Darmanto adalah seorang puritan. Seorang yang lurus, menjadikan hidupnya tak terlalu berwarna laksana tonil (sandiwara), tak ada klimaks, datar-datar saja.
Empat tahun di Sekolah Tinggi Ilmu Statistik (STIS) dilaluinya dengan biasa saja. Seperti jamaknya mahasiswa STIS lainnya, hampir semua waktunya habis tercurah untuk kuliah: belajar, belajar, dan belajar, menekuni statisti ka yang pelik itu.
Di sisa waktunya, pemuda asal Pasuruan, Jawa Timur, itu juga aktif di organisasi kemahasiswaan. Rohani Islam (ROHIS) menjadi pilihannya. Sangat cocok dengan pribadinya yang saleh, lurus, dan teguh pendiriaan.
Sebetulnya, nyaris tak ada yang menarik untuk dikisahkan dari hidup Darmanto yang datar-datar saja itu, kecuali benturan antara idealisme yang begitu kokoh dipegangnya dengan realitas yang dihadapinya kala menceburkan diri ke lingkungan birokrasi, bekerja sebagai Pegawai Negeri Sipil (PNS) di Badan Pusat Statistik (BPS).
Saat kuliah, Darmanto hanya mengenal dua warna: hitam dan putih. Sesuatu yang amat kontradiktif dengan dunianya kini, dunia birokrasi, yang penuh dengan keabu-abuan. Benturan itu begitu hebat dalam dirinya, menjadikannya sedikit menyesal kala memenuhi seruan di sebuah leaflet biru muda yang mampir ke sekolahnya, SMA I Pasuruan yang terletak di Jl. Soekarno Hatta No.40, lima tahun silam.
Seruan yang telah membelokkan niatnya untuk melanjutkan kuliah di Institut Teknologi Sepuluhnovember (ITS) demi mengejar mimpi menjadi seorang insinyur perkapalan itu seolah telah menggiringnya pada keputusan keliru. Darmanto merasa seperti seorang costumer yang telah dikelabui rayuan manis seorang salesman.

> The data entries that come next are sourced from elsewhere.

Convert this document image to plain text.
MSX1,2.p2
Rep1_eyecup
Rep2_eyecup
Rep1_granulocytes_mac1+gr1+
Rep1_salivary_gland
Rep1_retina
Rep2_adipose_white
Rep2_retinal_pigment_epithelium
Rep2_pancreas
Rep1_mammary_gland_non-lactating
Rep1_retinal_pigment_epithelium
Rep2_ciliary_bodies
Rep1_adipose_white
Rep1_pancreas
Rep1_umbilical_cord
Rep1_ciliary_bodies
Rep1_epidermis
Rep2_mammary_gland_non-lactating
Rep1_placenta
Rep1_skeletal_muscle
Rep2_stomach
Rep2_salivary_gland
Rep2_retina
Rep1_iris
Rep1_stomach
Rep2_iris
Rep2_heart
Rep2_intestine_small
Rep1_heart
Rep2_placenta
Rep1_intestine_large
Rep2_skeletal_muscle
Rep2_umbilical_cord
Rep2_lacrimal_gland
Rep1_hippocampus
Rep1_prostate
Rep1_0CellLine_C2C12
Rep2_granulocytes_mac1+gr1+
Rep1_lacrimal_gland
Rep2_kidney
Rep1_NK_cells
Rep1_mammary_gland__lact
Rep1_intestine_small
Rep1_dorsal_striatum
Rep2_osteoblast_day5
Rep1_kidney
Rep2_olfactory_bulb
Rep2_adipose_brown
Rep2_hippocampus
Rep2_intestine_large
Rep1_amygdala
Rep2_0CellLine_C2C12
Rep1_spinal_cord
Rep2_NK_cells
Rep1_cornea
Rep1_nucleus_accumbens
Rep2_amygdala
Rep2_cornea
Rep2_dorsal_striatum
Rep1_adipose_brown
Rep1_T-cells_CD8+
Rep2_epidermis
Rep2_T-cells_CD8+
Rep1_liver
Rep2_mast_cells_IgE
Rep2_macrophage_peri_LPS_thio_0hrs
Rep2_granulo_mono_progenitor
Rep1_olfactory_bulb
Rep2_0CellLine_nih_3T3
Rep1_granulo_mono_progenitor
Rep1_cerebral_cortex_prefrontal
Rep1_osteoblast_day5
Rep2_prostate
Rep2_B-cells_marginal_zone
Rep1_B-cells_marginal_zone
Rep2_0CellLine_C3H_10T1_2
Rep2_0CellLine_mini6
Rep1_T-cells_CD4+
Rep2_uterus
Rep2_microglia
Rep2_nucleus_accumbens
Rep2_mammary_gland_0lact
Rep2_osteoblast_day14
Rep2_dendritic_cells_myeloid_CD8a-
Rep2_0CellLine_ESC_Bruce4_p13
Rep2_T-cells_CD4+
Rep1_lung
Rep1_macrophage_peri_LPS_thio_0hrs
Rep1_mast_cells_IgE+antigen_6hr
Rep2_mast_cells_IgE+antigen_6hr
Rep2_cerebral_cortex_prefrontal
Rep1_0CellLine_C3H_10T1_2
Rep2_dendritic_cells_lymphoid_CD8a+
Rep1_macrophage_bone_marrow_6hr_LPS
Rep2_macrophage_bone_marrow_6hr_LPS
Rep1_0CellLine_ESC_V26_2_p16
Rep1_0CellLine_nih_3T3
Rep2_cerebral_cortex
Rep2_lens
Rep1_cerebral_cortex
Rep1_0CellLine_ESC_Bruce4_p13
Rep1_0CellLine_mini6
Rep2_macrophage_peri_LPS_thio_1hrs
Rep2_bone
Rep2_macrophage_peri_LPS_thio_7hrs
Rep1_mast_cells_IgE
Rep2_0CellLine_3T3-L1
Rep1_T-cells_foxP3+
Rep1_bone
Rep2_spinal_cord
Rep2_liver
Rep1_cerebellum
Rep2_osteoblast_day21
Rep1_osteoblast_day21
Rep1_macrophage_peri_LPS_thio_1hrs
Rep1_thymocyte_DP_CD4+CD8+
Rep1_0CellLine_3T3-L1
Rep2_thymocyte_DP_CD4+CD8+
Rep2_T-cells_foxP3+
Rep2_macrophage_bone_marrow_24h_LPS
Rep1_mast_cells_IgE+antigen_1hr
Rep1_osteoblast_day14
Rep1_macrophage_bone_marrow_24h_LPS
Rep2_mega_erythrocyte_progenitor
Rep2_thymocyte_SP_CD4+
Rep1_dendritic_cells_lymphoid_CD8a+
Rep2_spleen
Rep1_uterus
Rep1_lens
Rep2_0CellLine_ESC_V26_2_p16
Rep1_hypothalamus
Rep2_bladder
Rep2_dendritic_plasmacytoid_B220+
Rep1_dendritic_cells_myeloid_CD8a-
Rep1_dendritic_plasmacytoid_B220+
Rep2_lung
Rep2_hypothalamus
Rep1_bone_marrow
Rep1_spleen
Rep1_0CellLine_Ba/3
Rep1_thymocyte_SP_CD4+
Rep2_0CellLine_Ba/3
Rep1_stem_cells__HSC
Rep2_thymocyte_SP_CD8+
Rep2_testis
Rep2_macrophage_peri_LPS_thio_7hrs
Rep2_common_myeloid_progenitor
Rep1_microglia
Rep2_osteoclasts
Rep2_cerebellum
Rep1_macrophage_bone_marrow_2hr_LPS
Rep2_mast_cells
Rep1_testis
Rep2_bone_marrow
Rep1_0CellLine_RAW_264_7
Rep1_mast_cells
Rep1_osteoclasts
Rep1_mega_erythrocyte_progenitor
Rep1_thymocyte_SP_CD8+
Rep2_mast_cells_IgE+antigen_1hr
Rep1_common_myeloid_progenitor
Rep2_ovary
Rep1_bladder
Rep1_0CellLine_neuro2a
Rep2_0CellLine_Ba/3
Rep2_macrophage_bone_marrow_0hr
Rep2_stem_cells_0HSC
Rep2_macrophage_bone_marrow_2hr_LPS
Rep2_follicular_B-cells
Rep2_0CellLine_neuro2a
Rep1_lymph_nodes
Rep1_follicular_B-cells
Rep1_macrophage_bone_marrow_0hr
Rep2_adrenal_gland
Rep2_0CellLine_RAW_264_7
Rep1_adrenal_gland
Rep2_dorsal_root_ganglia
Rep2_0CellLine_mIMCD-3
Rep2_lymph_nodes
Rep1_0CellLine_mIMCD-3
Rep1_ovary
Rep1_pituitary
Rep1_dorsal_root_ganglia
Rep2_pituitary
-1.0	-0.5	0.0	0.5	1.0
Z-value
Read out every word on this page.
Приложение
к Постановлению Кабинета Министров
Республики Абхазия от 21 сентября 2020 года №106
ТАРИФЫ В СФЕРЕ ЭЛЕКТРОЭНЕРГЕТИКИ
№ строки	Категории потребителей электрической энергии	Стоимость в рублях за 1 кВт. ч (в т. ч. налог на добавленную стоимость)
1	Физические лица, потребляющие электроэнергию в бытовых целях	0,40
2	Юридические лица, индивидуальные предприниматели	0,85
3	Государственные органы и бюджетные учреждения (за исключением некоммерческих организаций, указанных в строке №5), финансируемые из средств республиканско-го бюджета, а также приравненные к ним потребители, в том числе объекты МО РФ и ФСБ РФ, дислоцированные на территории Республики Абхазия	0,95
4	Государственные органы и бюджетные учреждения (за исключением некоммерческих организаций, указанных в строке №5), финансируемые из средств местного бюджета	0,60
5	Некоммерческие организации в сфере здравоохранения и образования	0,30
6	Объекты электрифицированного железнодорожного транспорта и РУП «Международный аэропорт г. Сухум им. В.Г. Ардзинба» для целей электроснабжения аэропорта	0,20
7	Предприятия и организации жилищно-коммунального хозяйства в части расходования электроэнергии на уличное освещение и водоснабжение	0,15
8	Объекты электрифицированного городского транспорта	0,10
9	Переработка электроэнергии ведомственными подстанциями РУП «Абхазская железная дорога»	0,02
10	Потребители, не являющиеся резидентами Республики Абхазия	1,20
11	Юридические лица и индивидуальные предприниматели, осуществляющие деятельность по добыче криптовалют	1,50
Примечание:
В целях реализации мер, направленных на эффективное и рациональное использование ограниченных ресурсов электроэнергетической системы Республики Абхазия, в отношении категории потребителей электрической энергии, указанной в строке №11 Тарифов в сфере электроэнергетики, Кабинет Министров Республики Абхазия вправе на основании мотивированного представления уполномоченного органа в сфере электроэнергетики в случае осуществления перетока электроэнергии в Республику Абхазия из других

Seruan itu seperti ini bunyinya: “Sekolah Tinggi Ilmu Statistik memanggil putra dan putri terbaik Indonesia untuk didik menjadi ahli statistika.” Bagi Darmanto, sang jawara hitung-menghitung di sekolahnya, kata-kata “menjadi ahli statistika” adalah sebuah magnet yang begitu kuat daya tariknya. Saking kuatnya, Darmanto tak banyak pikir lagi kala melepas kesempatan untuk kuliah di Jurusan Teknik Perkapalan, ITS, Surabaya yang sudah dalam genggaman.
Harapan yang begitu membumbung untuk menjadi ahli statistika layaknya Irving Fisher telah menjadikannya mantap menjatuhkan pilihan kuliah di STIS. Keputusan yang di kemudian hari amat disesalinya.
Darmanto yang kini bekerja sebagai pelaksana tugas dua jabatan seksi sekaligus, yakni Seksi Neraca Wilayah dan Analisis Statistik (Nerwilis) serta Seksi Produksi, di sebuah Kabupaten di Pedalaman Sumatera Selatan (Musi Banyuasin) itu baru menyadari sekaligus merasakan: bahwa makna kata “ahli statistika” yang telah membelokkan niatnya untuk menjadi insinyur pembuat kapal di PT. PAL kala itu sejatinya hanyalah sekedar “kuli data”.